2 Edward O. Wilson. Sociobiology. The New Synhtesis. Harvard University Press, Cambridge, Massachussets, 1975 (Hay traducción española: Sociobiología. La nueva síntesis. Omega, Barcelona, 1980). Se trata de un voluminoso libro técnico, cuyo autor, un experto entomólogo, enfocando la evolución de las conductas sociales de los animales desde el punto de vista de lo que sucede en ella con los genes, propone diversas hipótesis, bastantes de las cuales se han confirmado, otras han sido refutadas y otras están pendientes de encontrar métodos basados en complejas medidas indirectas para poder ser puestas a prueba. Lo sorprendente de un libro tan especializado fue su inmediato gran éxito de ventas. El secreto de ello es su último capítulo, dedicado a nuestra especie, basado en unos conocimientos empíricos de lo más pobres. Por ejemplo, considera universales de conducta humana una serie de rasgos que los conocimientos acumulados por la antropología, especialmente en la etnografía, dicen claramente que distan de ser tales, incluso si el estudio se limita a las sociedades occidentales, pero se enfoca a las conductas reales de la gente y no al pensamiento o al discurso general sobre esas conductas. En definitiva, ese último capítulo, responsable de su éxito comercial, está a años luz del rigor del resto del libro.

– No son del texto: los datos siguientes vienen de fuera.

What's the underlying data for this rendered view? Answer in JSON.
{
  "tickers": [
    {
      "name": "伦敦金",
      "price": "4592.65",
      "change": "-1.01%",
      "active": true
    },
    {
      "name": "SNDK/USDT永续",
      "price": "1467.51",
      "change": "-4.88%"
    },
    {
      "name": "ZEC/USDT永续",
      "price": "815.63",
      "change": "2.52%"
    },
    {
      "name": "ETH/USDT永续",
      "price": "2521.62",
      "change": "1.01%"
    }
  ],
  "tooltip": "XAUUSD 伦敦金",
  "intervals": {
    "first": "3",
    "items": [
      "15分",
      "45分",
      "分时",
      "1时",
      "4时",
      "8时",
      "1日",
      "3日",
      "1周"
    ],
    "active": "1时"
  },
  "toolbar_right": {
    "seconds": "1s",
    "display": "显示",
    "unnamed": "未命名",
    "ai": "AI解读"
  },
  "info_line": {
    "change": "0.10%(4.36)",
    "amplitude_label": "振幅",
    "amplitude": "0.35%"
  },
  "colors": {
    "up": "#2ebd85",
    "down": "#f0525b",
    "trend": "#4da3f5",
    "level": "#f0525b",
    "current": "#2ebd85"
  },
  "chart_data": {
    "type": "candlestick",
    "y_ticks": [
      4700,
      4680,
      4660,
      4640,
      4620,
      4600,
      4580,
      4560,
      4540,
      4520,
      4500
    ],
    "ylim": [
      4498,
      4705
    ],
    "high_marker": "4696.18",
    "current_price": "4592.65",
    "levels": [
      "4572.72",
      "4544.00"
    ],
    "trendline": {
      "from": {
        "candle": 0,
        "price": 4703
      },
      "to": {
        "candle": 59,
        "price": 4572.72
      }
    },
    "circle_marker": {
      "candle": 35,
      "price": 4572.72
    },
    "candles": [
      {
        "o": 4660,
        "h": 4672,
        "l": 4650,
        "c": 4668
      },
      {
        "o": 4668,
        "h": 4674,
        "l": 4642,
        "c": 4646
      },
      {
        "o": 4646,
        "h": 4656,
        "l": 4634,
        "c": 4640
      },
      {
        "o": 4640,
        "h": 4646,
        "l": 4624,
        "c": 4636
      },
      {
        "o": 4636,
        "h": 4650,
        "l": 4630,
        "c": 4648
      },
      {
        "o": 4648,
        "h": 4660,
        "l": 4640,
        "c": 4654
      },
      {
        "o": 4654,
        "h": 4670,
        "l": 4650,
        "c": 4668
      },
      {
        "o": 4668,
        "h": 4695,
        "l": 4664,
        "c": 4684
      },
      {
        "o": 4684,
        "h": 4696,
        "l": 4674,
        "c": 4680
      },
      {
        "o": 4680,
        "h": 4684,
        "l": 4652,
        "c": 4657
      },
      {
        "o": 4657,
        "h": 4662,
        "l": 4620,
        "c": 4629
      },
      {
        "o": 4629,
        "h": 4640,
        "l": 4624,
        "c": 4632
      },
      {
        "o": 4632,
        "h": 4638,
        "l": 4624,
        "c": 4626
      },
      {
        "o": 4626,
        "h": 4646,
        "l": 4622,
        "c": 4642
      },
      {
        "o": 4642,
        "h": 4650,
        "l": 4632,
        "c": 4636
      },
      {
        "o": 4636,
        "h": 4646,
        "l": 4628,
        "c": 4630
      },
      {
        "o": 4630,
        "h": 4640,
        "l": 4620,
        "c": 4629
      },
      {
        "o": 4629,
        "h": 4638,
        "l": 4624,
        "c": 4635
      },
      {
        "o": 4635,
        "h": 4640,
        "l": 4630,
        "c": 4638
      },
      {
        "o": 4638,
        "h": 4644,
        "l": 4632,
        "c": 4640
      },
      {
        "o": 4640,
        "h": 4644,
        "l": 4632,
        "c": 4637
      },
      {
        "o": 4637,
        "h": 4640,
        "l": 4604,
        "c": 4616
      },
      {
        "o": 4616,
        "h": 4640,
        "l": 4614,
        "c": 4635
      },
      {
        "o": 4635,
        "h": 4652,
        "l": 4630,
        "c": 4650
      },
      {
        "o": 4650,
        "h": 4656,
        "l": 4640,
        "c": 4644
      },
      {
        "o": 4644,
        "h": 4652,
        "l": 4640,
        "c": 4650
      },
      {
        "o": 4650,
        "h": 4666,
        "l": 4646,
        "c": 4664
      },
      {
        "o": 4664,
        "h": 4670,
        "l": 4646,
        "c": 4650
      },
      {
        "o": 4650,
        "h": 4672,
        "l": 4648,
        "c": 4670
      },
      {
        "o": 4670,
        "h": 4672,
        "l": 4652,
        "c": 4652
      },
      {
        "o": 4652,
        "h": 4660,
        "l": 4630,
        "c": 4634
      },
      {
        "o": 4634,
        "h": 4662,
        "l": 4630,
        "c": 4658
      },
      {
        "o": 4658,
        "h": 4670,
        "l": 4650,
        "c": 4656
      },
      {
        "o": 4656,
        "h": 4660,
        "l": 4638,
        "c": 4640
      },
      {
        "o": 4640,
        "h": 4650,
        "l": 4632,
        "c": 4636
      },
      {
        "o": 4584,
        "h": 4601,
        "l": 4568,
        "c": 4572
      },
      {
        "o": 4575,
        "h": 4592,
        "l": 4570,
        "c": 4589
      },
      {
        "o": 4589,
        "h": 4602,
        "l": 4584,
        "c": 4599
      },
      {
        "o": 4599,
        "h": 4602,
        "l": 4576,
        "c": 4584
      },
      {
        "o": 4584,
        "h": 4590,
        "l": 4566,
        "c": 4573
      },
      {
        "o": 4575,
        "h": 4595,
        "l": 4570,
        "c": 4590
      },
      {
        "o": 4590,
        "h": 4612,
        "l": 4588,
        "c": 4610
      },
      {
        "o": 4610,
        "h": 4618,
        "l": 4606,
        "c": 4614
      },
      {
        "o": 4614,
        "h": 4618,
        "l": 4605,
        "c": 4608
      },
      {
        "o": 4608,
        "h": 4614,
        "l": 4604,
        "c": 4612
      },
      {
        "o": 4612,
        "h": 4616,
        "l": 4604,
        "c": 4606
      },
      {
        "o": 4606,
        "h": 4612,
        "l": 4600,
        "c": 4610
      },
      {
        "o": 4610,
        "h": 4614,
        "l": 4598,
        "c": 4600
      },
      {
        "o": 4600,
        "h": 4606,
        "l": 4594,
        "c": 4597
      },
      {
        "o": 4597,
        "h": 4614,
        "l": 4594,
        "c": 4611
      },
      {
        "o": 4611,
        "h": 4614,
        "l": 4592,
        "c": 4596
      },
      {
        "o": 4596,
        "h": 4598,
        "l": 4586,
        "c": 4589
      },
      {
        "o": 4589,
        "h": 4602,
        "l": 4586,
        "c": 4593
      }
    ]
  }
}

3 Steven Pinker. La tabla rasa. La negación moderna de la naturaleza humana. Paidós, Barcelona, 2009.

4 Se habla de homología cuando un rasgo compartido por especies distintas tiene la misma estructura y un origen en un antepasado común. Se habla de analogía cuando el origen del rasgo compartido es independiente en ambas especies y, generalmente, se basa en estructuras distintas.

5 Creo que la xenofobia, por más que nos duela, es una tendencia que tenemos, aunque generalmente no se manifiesta como agresión, sino como un cierto recelo inicial ante gente que percibimos como muy distinta a nosotros.

6 Yo no hablaría tan concretamente de tratos comerciales, sino de intercambio de bienes y servicios en general, de los cuales el comercio sólo es una forma particular. A propósito de la conducta delos bonobos en los encuentros intergrupales, resulta muy instructivo leer ciertas descripciones antropológicas de contactos entre grupos humanos de tecnología sencilla, en los que la tensión inicial se diluye mediante regalos y, también, relaciones sexuales. Algunas descripciones así aparecen en David Graeber. En deuda. Una historia alternativa de la economía. Ariel, Barcelona, 2012.

7 Quien esté interesado en este tema, puede leer también Camilo J. Cela Conde. De genes, dioses y tiranos. La determinación biológica de la moral. Alianza, Madrid, 1985. Postula un origen biológico de la moralidad, pero de una manera, digamos, más teórica y con menos pruebas empíricas.